Djokovic pianse e pianse, ma 20 giorni dopo era a inaugurare i Championships, che l’anno prima aveva vinto dopo aver respinto il solito assalto di quello lì, quello dell’ace. Nole si prese la solita pausa e il 29 giugno alle 13, ora di Greenwich, nella tenuta bianca d’ordinanza, Djokovic si presentò davanti a Kohlschreiber. Non certo un primo turno semplice, ma insomma la differenza tra i due adesso è troppo netta e al serbo è sufficiente strappare il servizio nel decimo game dei tre set per chiudere un “periodico alto”, come li chiamava Tommasi: un triplice 6-4. Dopo il quasi ritirato Nieminen tocca a Bernard Tomic, che in teoria è uno di quelli che potrebbe dar fastidio a Nole. In teoria, perché il vero problema Nole lo affronta al turno successivo, quando Kevin Anderson trova una partita fantastica, si porta avanti per due set a zero e nel quinto ha due palle per andare avanti di un break. Sia concesso citarsi: “è stato bravo Djoko a giocare uno scambio molto sostenuto, sulla prima palla break, e poi un po’ troppo teso Anderson che sbagliava la risposta sulla seconda opportunità”. Passato quello spavento Nole non aveva più problemi, né in quella partita, né – sorprendentemente – nel torneo. Volteggiava prima su Cilic, poi su Gasquet, e infine infliggeva una dura lezione ad uno speranzoso Federer. Quel rovescio lungolinea cominciava ad allontanarsi.

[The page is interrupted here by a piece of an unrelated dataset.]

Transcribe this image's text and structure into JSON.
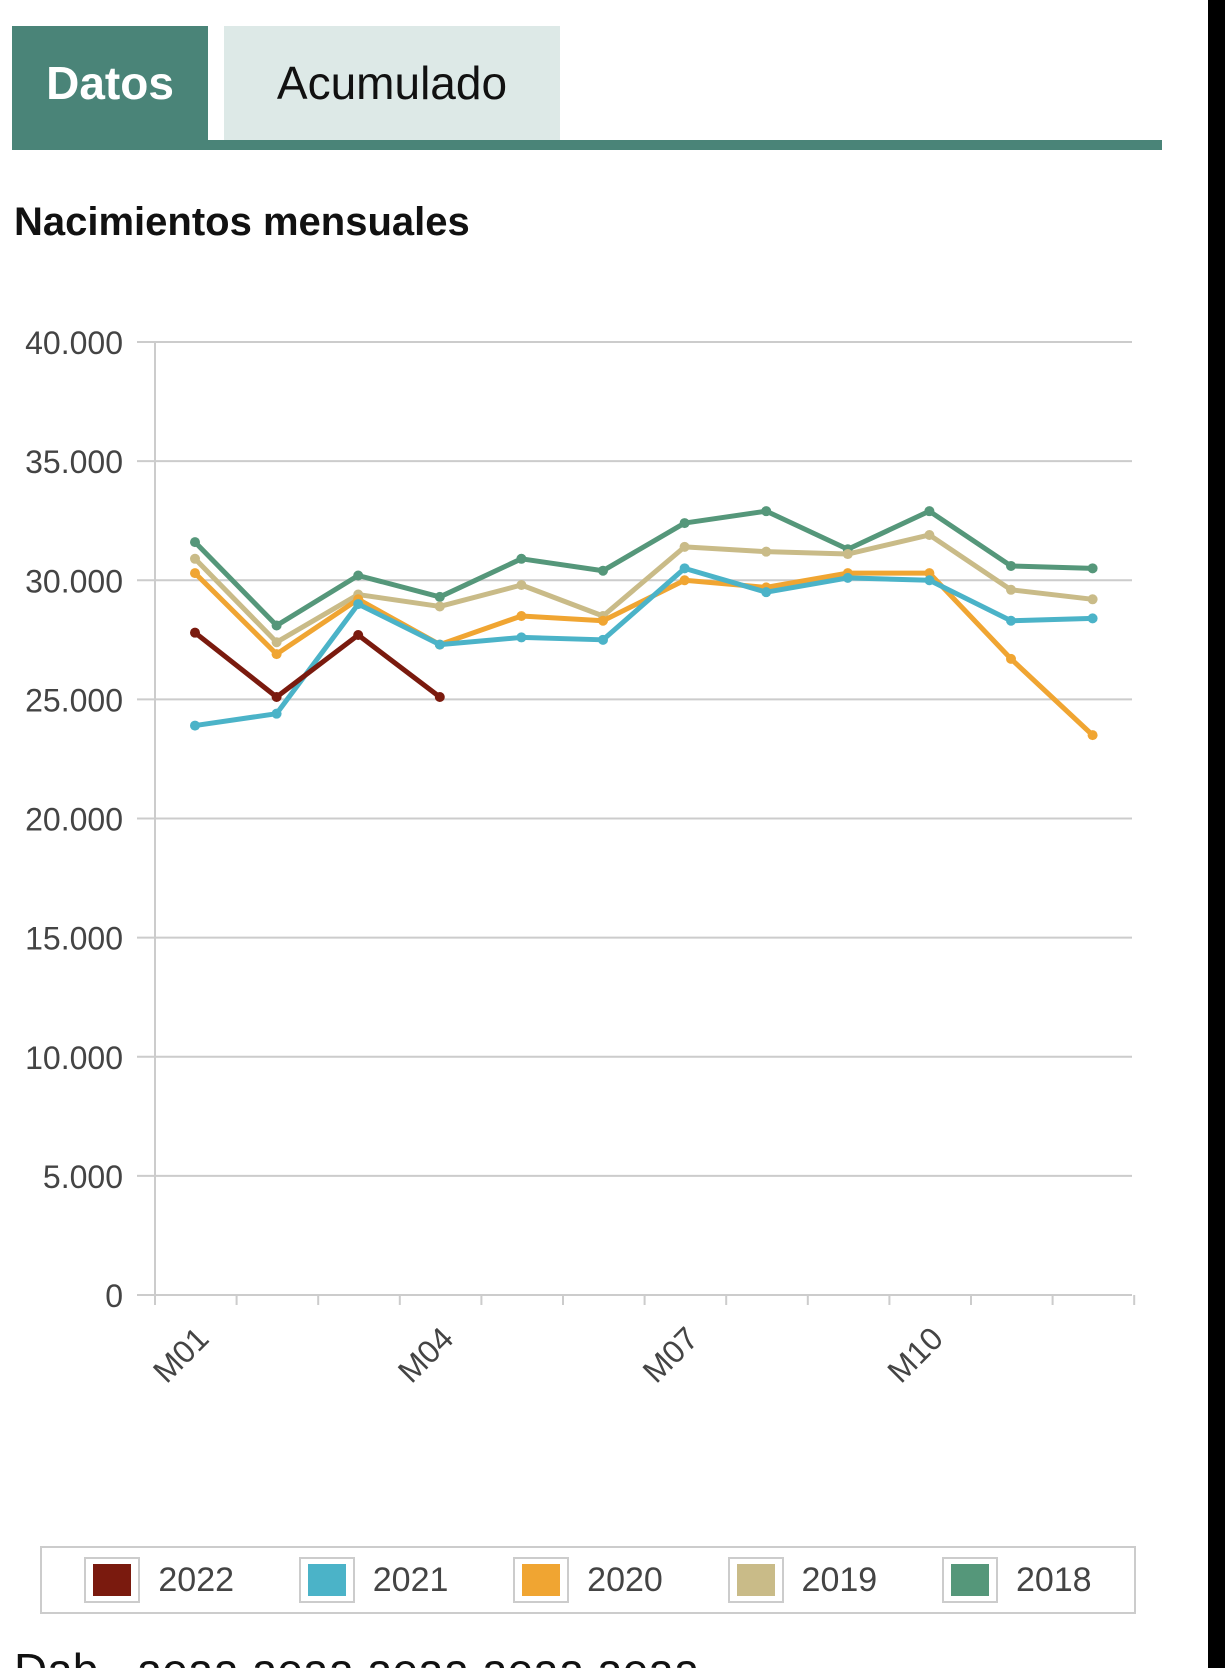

Giusto il tempo di una vacanza, di un paio di sconfitte per rodarsi, ed era già tempo di New York. Misteriosamente Nole a New York aveva fin lì vinto una sola volta, e dopo aver seriamente rischiato di non essere neanche in finale. Però era riuscito a perdere con tutti i fab in finale, con Federer nel 2007, con Nadal nel 2010 e nel 2013, addirittura con Murray nel 2012. Djokovic vince 10 set di fila prima di incepparsi con Roberto Bautista Agut agli ottavi. Stavolta niente di serio, Nole non gioca benissimo, ma porta a casa il match senza particolari problemi. Il serbo si ripete contro Feliciano Lopez, ma di nuovo la differenza tra i due è troppo ampia perché le distrazioni di Nole possano creargli troppe difficoltà. E la semifinale con un Cilic non troppo in condizione è un mezzo massacro. Tocca di nuovo a Federer, nella serata della vergogna. Davanti ad un pubblico decisamente eccessivo, stavolta i due giocano un match di pura tensione, corredato da un’incredibile – considerato chi c’era in campo – serie di errori. Alla fine la spunta Djokovic, perché “contro una macchina da tennis di tale consistenza, nemmeno il miglior Roger Federer (figurarsi quello sottotono di stasera) può permettersi di sprecare così tante opportunità”.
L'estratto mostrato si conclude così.